Brophy boarded at the Surratt residence during the Civil War and which was known as a close family friend to the Surratt family.

In the book 'The Catholics and Mrs. Mary Surratt' states that Brophy published and distributed a pamphlet to create sympathy for Surratt as a way to try and pardon her since there was no trial; it was called the "Amator Justitiae" which was released in June 1865.

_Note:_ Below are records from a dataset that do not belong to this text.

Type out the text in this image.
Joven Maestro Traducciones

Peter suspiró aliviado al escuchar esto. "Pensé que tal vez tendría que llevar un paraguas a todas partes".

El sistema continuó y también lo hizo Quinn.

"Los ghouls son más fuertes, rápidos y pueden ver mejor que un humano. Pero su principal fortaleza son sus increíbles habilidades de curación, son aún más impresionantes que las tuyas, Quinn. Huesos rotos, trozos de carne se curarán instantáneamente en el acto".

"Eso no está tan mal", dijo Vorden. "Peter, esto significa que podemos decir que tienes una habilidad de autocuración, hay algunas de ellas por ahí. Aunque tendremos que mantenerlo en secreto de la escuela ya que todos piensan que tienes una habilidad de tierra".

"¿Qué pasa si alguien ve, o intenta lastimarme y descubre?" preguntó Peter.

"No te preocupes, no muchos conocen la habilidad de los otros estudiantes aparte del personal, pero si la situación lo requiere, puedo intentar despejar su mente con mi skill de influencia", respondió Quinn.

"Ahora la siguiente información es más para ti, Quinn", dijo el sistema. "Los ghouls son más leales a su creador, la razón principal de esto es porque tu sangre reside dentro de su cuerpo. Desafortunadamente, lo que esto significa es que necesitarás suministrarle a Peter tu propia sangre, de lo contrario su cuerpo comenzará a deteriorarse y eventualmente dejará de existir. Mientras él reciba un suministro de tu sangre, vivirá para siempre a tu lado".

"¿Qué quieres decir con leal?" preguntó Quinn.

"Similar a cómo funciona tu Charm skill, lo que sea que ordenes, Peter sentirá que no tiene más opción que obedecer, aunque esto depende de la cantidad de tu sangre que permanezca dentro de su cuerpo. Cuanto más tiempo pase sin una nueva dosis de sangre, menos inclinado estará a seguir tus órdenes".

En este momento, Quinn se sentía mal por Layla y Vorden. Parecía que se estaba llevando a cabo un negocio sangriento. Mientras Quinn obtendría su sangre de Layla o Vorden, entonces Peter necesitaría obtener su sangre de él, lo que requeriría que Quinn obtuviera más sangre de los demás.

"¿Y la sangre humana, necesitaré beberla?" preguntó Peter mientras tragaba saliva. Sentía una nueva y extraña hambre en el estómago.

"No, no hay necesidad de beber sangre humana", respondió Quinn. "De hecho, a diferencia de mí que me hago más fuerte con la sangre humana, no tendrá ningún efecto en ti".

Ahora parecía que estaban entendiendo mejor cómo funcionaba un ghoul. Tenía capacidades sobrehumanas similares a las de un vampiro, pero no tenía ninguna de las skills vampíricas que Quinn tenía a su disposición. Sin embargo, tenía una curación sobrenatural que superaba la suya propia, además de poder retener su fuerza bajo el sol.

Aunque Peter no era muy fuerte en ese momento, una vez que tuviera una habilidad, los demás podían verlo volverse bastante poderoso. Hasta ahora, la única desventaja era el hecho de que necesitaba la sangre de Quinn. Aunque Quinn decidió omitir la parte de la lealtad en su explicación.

On the morning of July 7, 1865, Brophy went to the White House with Anna Surratt, Charles Mason, and another unidentified female to beg to speak with President Andrew Johnson but were denied access. Also arriving at the White House was Adele Douglas, who was the wife of the late senator Stephen A. Douglas; she was able to speak to the president; it is unknown what was said, but it failed to change the president's mind about the hanging of Mary Surratt which was set to take place later that afternoon; when she returned, Brophy begged her to try again; she did but it was unsuccessful

One of Mary Surratt's last words were to Brophy, which she said "Goodbye, take care of Annie." Surratt also said to him, "Mr. Brophy, before God, I am innocent. I go to my death quietly, I know not why, but something tells me it is best. I die for the sake of American womanhood, and especially for the womanhood of the South, and I ask you to tell the world that I am innocent. Before God I swear it, and pray that he will keep his merciful hand over the innocent child whom I leave an orphan."

After Mary's death her daughter Anna would move in with the Brophy's and lived there for a short period of time

In 1908, Brophy broke his silence about Surratt and stated how she was innocent and that he was the only person who knew her dying wish.